Minister of Works and Supply
- In office July 2019 – August 2021
- President: Edgar Lungu
- Preceded by: Mutotwe Kafwaya

Member of the National Assembly for Mpika Central
- In office August 2016 – August 2021
- Preceded by: Mwansa Kapeya
- Succeeded by: Francis Robert Kapyanga

Personal details
- Born: 29 March 1964 (age 62) Zambia

= Sylvia Bambala Chalikosa =

Zambian politician

Sylvia Bambala Chalikosa (born 29 March 1964) is a Zambian politician and a member of the Patriotic Front. She was the Member of Parliament for Mpika Central constituency from 2016 to 2021 and she was the Minister of Works and Supply from 2019 to 2021.

== Career ==
Chalikosa worked as an accountant at SawPower Company Limited. At the 2016 general election, she was the Patriotic Front (PF) candidate contesting for the Mpika Central seat in the National Assembly of Zambia and she won the seat.
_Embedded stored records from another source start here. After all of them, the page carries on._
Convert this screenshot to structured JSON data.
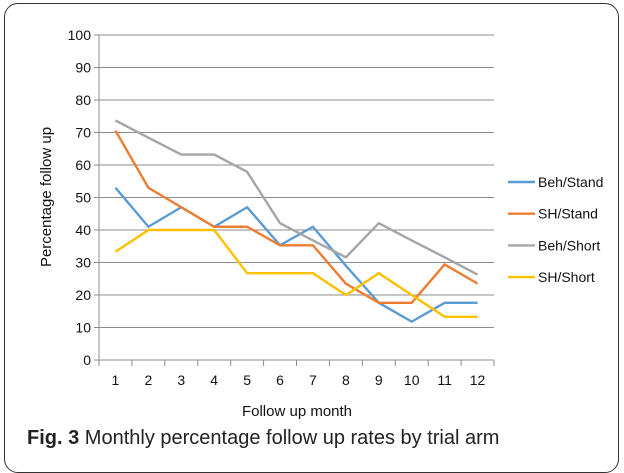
{
  "chart_data": {
    "type": "line",
    "title": "",
    "xlabel": "Follow up month",
    "ylabel": "Percentage follow up",
    "categories": [
      "1",
      "2",
      "3",
      "4",
      "5",
      "6",
      "7",
      "8",
      "9",
      "10",
      "11",
      "12"
    ],
    "ylim": [
      0,
      100
    ],
    "yticks": [
      0,
      10,
      20,
      30,
      40,
      50,
      60,
      70,
      80,
      90,
      100
    ],
    "grid": true,
    "legend": "right",
    "series": [
      {
        "name": "Beh/Stand",
        "color": "#5b9bd5",
        "values": [
          53,
          41,
          47,
          41,
          47,
          35.3,
          41,
          29,
          17.6,
          11.8,
          17.6,
          17.6
        ]
      },
      {
        "name": "SH/Stand",
        "color": "#ed7d31",
        "values": [
          70.6,
          53,
          47,
          41,
          41,
          35.3,
          35.3,
          23.5,
          17.6,
          17.6,
          29.4,
          23.5
        ]
      },
      {
        "name": "Beh/Short",
        "color": "#a5a5a5",
        "values": [
          73.7,
          68.4,
          63.2,
          63.2,
          57.9,
          42.1,
          36.8,
          31.6,
          42.1,
          36.8,
          31.6,
          26.3
        ]
      },
      {
        "name": "SH/Short",
        "color": "#ffc000",
        "values": [
          33.3,
          40,
          40,
          40,
          26.7,
          26.7,
          26.7,
          20,
          26.7,
          20,
          13.3,
          13.3
        ]
      }
    ]
  },
  "caption": {
    "label": "Fig. 3",
    "text": "Monthly percentage follow up rates by trial arm"
  }
}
After being a member of the National Security Committee and Foreign Affairs Committee of the National Assembly, she was appointed by President Edgar Lungu to his cabinet in October 2016 and took over the post of Minister for Vice President Inonge Wina. In 2019, she was transferred by President Edgar Lungu to the office of the Ministry of Works and Supply.